See below a post in response to Peter Nencini's "I, Me, Mine: do we specialise too soon" article on Its Nice That.
"I may be approaching this at a tangent but I had a similar experience to Peter, the 'road to Damascus' moment of clarity when first working in a fast paced and commercial environment. This kind of experience has become a determining factor in the curricular world of Higher education. There is major/confused emphasis on the need to meet the requirement of industry and it is predominant in the Creative Arts [possibly because of inherent course and resource costs/four year as opposed to three year programmes]. Referring to Industry [and its 'needs'] in a bid to better understand the requisite 'skills' in our graduating student body has benefits and disadvantages. It is the driver for a number of initiatives/individual student projects and a new fervour for educational programmes in well established companies [including the new Wieden and Kennedy 'school' for a new breed of advertisers], it is also the reason that so many bespoke courses have emerged in our Universtites over recent years AND more importantly it is having a net effect on the priorities set on the student experience overall. greater emphasis on the acquisition of skill sets [transferable and otherwise] have required greater specificity, greater accountability, more 'box ticking' exercises, an audit culture that is both ambiguous and unneccessarily specific.
Tail wags dog.
In short we need names, its a question of semantics but we need our education to be broad - wide and deep [yes T shaped], we need it to be at times complicated and problematic, at times simple and skills orientated but at all times part of an education not simply a 'training'. We have big brains and opposable thumbs, lets use them wisely!"

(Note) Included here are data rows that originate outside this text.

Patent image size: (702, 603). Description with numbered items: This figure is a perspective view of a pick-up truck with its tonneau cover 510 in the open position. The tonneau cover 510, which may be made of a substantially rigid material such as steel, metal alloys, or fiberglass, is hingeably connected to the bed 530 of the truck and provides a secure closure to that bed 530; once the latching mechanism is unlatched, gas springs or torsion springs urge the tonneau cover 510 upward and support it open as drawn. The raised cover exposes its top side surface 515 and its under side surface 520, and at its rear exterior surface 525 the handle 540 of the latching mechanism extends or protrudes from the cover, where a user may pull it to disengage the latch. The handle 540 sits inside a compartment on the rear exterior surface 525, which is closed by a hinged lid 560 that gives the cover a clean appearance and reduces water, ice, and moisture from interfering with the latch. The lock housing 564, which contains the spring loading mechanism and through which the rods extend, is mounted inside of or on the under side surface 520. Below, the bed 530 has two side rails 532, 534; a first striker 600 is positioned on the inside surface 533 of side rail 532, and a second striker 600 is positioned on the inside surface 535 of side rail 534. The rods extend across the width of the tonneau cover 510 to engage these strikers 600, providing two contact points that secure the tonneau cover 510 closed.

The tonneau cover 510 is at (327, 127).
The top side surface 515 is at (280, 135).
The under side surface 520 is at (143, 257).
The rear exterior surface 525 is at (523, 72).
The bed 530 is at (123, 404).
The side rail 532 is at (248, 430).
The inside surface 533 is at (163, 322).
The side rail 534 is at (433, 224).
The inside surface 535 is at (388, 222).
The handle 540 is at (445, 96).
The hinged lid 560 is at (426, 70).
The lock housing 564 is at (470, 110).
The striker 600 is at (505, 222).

In some ways this opens up the discussion around 'discipline' - whether discipline is an appropriate aspiration for a 'thing' like Illustration. The quest to ringfence territory for a subject [particularly in the academic sphere] could be considered counter to the spirit of Illustration. What I mean is that the basis for Illustration [arguable!] is content, ideas, opinions and thoughts from absolutely anywhere. Is it possible to create a framework that is sufficiently all encompassing to discuss the product of Illustration when it's nascence is impossible to locate - nowhere and everywhere?